Templeton applauds the move. “Women often have difficulty requesting something they need,” she says. “We may think that it’s just our personal issue, so we don’t want to bother anybody. We too often don’t feel empowered to speak up.”
Actively level the playing field
Last month, leaders in internal medicine published suggestions for protecting women from the fallout of COVID-19. Among their recommendations was to proactively help women advance their careers.
Templeton points to one recent example: Women Orthopedic surgeons created a series of in-depth webinars for women medical students focusing on how best to handle virtual interviews for residency slots.
Also crucial this year is helping junior faculty build their careers through such supports as sponsoring them to present virtually at national conferences, Gottlieb says. At Michigan Medicine, for example, leaders have continued to fund conference registrations and professional society membership despite pandemic-related budgetary pressures.
“You can’t be what you can’t see. So, if women leave medicine or they don’t get promoted to leadership positions, I’m afraid we’re at risk of losing future generations of women physicians.”
Kimberly Templeton, MD
University of Kansas Medical Center professor
When leadership positions do open up, Gottlieb urges decision-makers to focus on equity, such as publicizing opportunities in places where diverse candidates will see them. “Let’s also make sure interview committees include women and individuals who are underrepresented in medicine,” she says.
Higginbotham emphasizes another aspect of equitable hiring and promotion: training those in charge to avoid unconscious biases. At Penn Medicine, she notes, all 5,000 leaders have already received such training.
Finding solutions starts with identifying problems, so leaders advise monitoring how women in medicine are faring. Already, NASEM is exploring COVID-19’s impact on women in medicine and science, looking at five domains, including their mental health.
In terms of medical schools and teaching hospitals, options include reaching out to women to assess their concerns. At Rosalind Franklin University of Medicine and Science, for example, the office of diversity arranged monthly calls for women faculty of color to discuss shared COVID-19-related issues and brainstorm possible solutions.
Gottlieb also urges closely monitoring areas where women tend to lag, like compensation. At the Medical College of Wisconsin, despite a hold on salary increases, leaders are continuing to monitor compensation to ensure equity down the road. Such attention is essential, Gottlieb notes, given that “women physicians have one of the largest gender pay gaps in the entire U.S. labor market.”
As they peer into the future, observers worry about the long-term fallout for women from COVID-19-related obstacles.
“You can’t be what you can’t see,” says Templeton. “So, if women leave medicine or they don’t get promoted to leadership positions, I’m afraid we’re at risk of losing future generations of women physicians.”
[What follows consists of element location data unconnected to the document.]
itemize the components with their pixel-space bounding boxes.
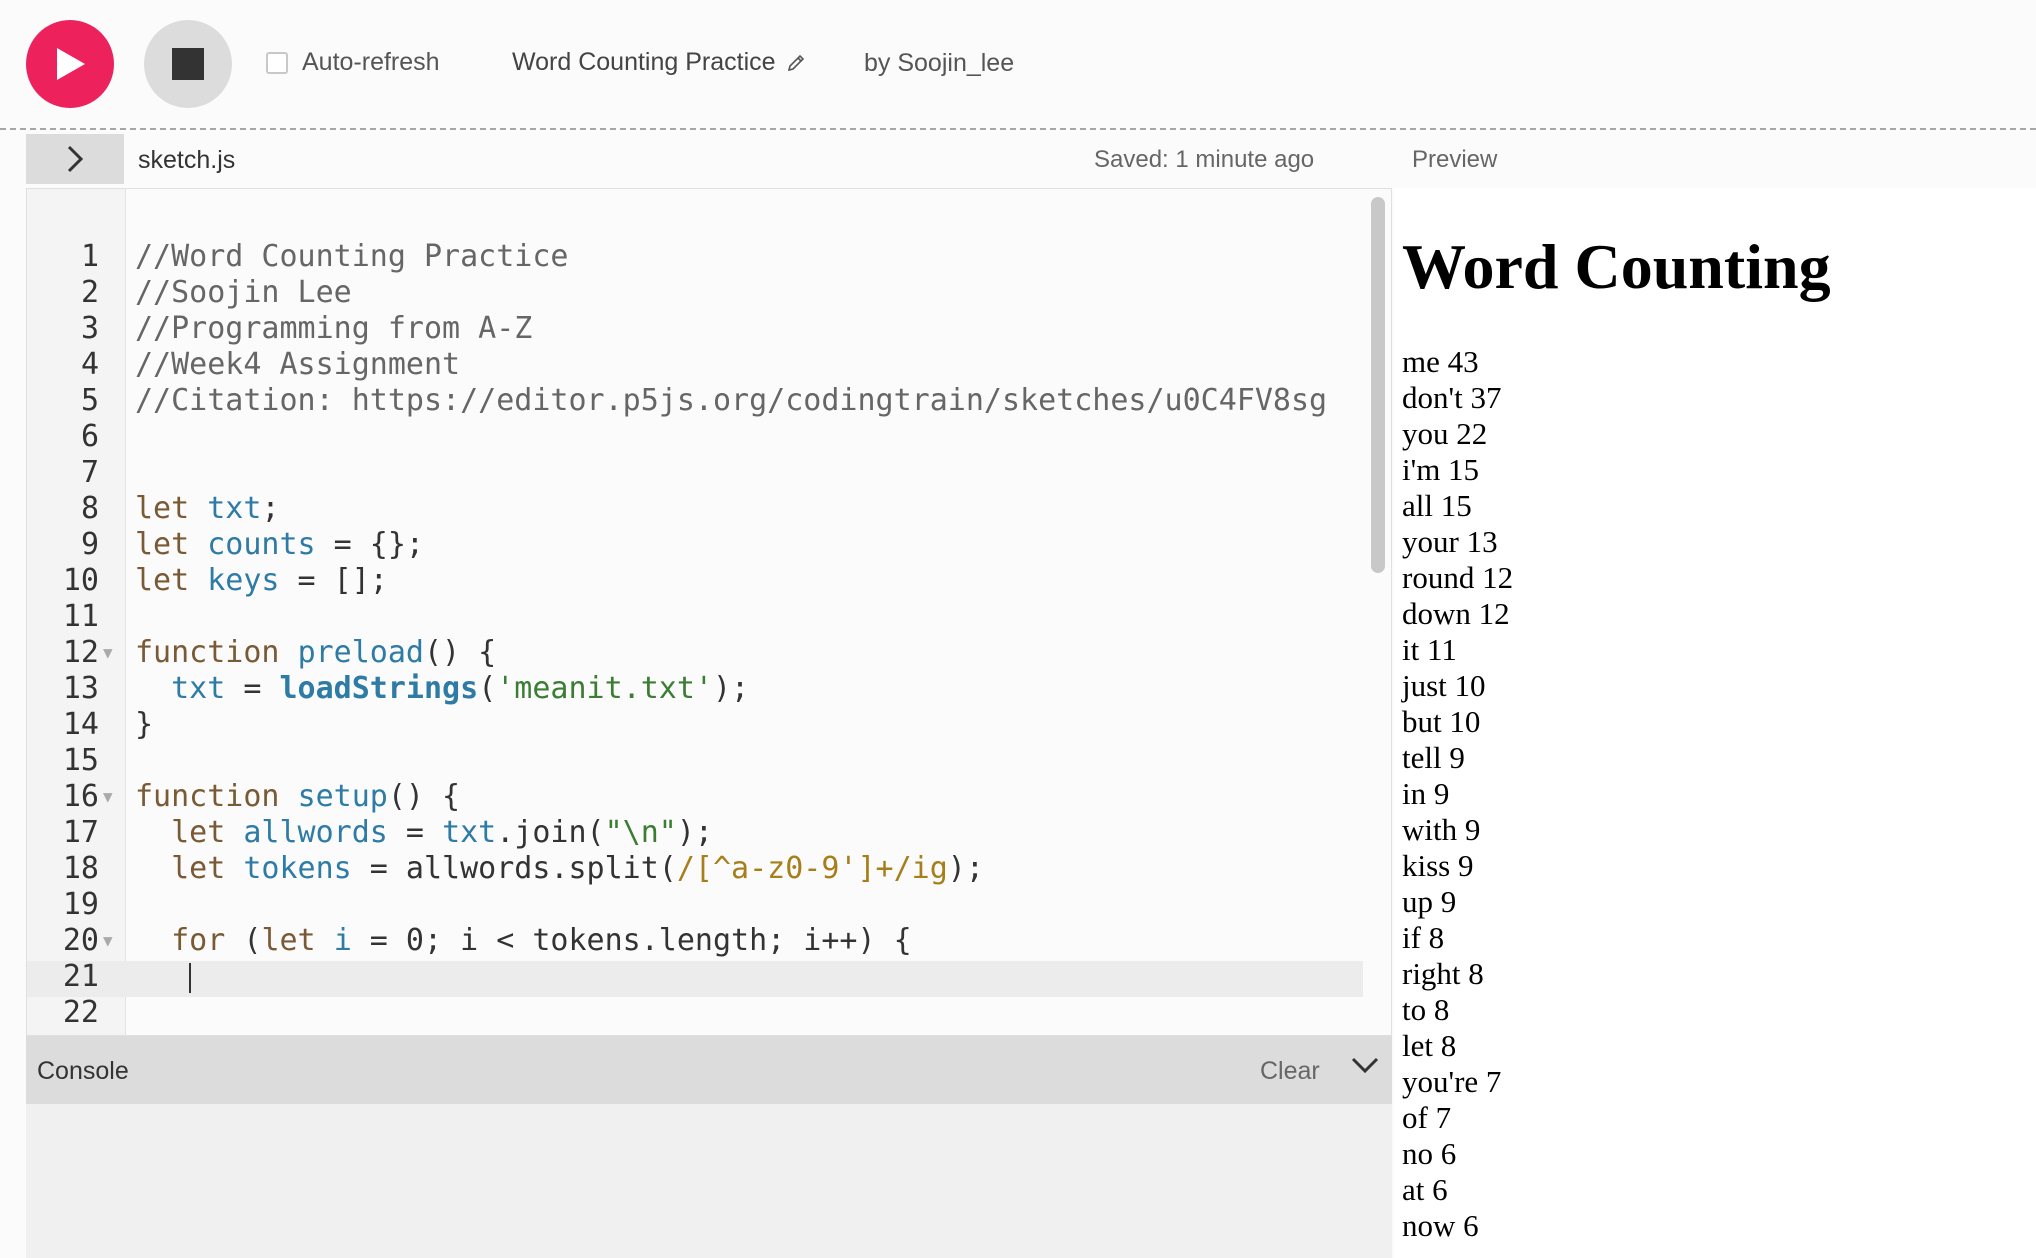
word-count-item: your 13 bbox=[1402, 524, 1498, 559]
line-number: 18 bbox=[62, 851, 99, 886]
word-count-item: now 6 bbox=[1402, 1208, 1479, 1243]
line-number: 16 bbox=[62, 779, 99, 814]
editor-scrollbar[interactable] bbox=[1371, 197, 1385, 573]
word-count-item: just 10 bbox=[1402, 668, 1486, 703]
console-output[interactable] bbox=[26, 1104, 1392, 1258]
autorefresh-label: Auto-refresh bbox=[302, 48, 440, 76]
code-text: txt = loadStrings('meanit.txt'); bbox=[171, 671, 750, 706]
word-count-item: if 8 bbox=[1402, 920, 1445, 955]
word-count-item: up 9 bbox=[1402, 884, 1457, 919]
line-number: 11 bbox=[62, 599, 99, 634]
console-header: Console Clear bbox=[26, 1036, 1392, 1104]
word-count-item: to 8 bbox=[1402, 992, 1450, 1027]
pencil-icon[interactable] bbox=[786, 53, 806, 73]
line-number: 21 bbox=[62, 959, 99, 994]
play-icon bbox=[57, 48, 85, 80]
word-count-item: don't 37 bbox=[1402, 380, 1502, 415]
console-collapse-button[interactable] bbox=[1350, 1054, 1380, 1081]
line-number: 1 bbox=[80, 239, 99, 274]
line-number: 2 bbox=[80, 275, 99, 310]
line-number: 6 bbox=[80, 419, 99, 454]
line-number: 8 bbox=[80, 491, 99, 526]
autorefresh-toggle[interactable]: Auto-refresh bbox=[266, 48, 440, 77]
code-text: let tokens = allwords.split(/[^a-z0-9']+… bbox=[171, 851, 984, 886]
console-clear-button[interactable]: Clear bbox=[1260, 1057, 1320, 1086]
chevron-down-icon bbox=[1351, 1057, 1379, 1074]
line-number: 5 bbox=[80, 383, 99, 418]
sidebar-toggle-button[interactable] bbox=[26, 134, 124, 184]
word-count-item: but 10 bbox=[1402, 704, 1481, 739]
line-number: 3 bbox=[80, 311, 99, 346]
word-count-item: me 43 bbox=[1402, 344, 1479, 379]
code-text: } bbox=[135, 707, 154, 742]
code-text: //Week4 Assignment bbox=[135, 347, 461, 382]
fold-arrow-icon[interactable]: ▼ bbox=[103, 923, 113, 959]
word-count-item: i'm 15 bbox=[1402, 452, 1480, 487]
code-text: //Citation: https://editor.p5js.org/codi… bbox=[135, 383, 1328, 418]
line-number: 9 bbox=[80, 527, 99, 562]
active-line-highlight bbox=[27, 961, 1363, 997]
code-text: function preload() { bbox=[135, 635, 497, 670]
word-count-list: me 43 don't 37 you 22 i'm 15 all 15 your… bbox=[1402, 344, 1513, 1244]
project-title[interactable]: Word Counting Practice bbox=[512, 48, 806, 77]
line-number: 15 bbox=[62, 743, 99, 778]
file-tab-name[interactable]: sketch.js bbox=[138, 146, 235, 175]
stop-button[interactable] bbox=[144, 20, 232, 108]
project-title-text: Word Counting Practice bbox=[512, 48, 776, 76]
line-number: 19 bbox=[62, 887, 99, 922]
code-text: //Word Counting Practice bbox=[135, 239, 569, 274]
word-count-item: round 12 bbox=[1402, 560, 1514, 595]
code-text: let allwords = txt.join("\n"); bbox=[171, 815, 713, 850]
code-text: let keys = []; bbox=[135, 563, 388, 598]
line-number: 4 bbox=[80, 347, 99, 382]
code-text: let counts = {}; bbox=[135, 527, 424, 562]
code-text: //Programming from A-Z bbox=[135, 311, 533, 346]
toolbar: Auto-refresh Word Counting Practice by S… bbox=[0, 0, 2036, 130]
code-text: //Soojin Lee bbox=[135, 275, 352, 310]
line-number: 7 bbox=[80, 455, 99, 490]
word-count-item: with 9 bbox=[1402, 812, 1481, 847]
line-number: 12 bbox=[62, 635, 99, 670]
word-count-item: right 8 bbox=[1402, 956, 1484, 991]
code-text: function setup() { bbox=[135, 779, 461, 814]
line-number: 14 bbox=[62, 707, 99, 742]
saved-status: Saved: 1 minute ago bbox=[1094, 146, 1315, 173]
preview-heading: Word Counting bbox=[1402, 231, 1831, 302]
code-editor[interactable]: 1//Word Counting Practice 2//Soojin Lee … bbox=[26, 188, 1392, 1036]
fold-arrow-icon[interactable]: ▼ bbox=[103, 779, 113, 815]
stop-icon bbox=[172, 48, 204, 80]
line-number: 10 bbox=[62, 563, 99, 598]
play-button[interactable] bbox=[26, 20, 114, 108]
word-count-item: you're 7 bbox=[1402, 1064, 1502, 1099]
word-count-item: of 7 bbox=[1402, 1100, 1452, 1135]
word-count-item: all 15 bbox=[1402, 488, 1472, 523]
code-text: for (let i = 0; i < tokens.length; i++) … bbox=[171, 923, 912, 958]
word-count-item: let 8 bbox=[1402, 1028, 1457, 1063]
word-count-item: tell 9 bbox=[1402, 740, 1465, 775]
chevron-right-icon bbox=[67, 145, 84, 173]
word-count-item: kiss 9 bbox=[1402, 848, 1474, 883]
word-count-item: you 22 bbox=[1402, 416, 1488, 451]
author-link[interactable]: by Soojin_lee bbox=[864, 49, 1014, 78]
text-cursor bbox=[189, 963, 191, 993]
line-number: 13 bbox=[62, 671, 99, 706]
preview-pane[interactable]: Word Counting me 43 don't 37 you 22 i'm … bbox=[1394, 188, 2036, 1258]
line-number: 17 bbox=[62, 815, 99, 850]
console-label: Console bbox=[37, 1057, 129, 1085]
preview-label: Preview bbox=[1412, 146, 1498, 173]
word-count-item: at 6 bbox=[1402, 1172, 1448, 1207]
fold-arrow-icon[interactable]: ▼ bbox=[103, 635, 113, 671]
word-count-item: down 12 bbox=[1402, 596, 1510, 631]
word-count-item: no 6 bbox=[1402, 1136, 1457, 1171]
autorefresh-checkbox[interactable] bbox=[266, 51, 288, 74]
line-number: 22 bbox=[62, 995, 99, 1030]
line-number: 20 bbox=[62, 923, 99, 958]
code-text: let txt; bbox=[135, 491, 280, 526]
word-count-item: it 11 bbox=[1402, 632, 1457, 667]
word-count-item: in 9 bbox=[1402, 776, 1450, 811]
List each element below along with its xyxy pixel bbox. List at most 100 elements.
Meanwhile, Jagsi hopes that this year’s negative impact could actually lead to a positive turning point.
“A year ago, we created a curve depicting women’s progress as department chairs and deans. Based on that, we drew a forecast, which shows that if we don’t change the curve, it will be 50 years before we reach parity. And now, because of COVID, it looks like the curve will actually change for the worse.”
“Maybe that fact will be so worrisome that people will unite to push the curve toward equity more quickly,” Jagsi says. “That’s my hope.”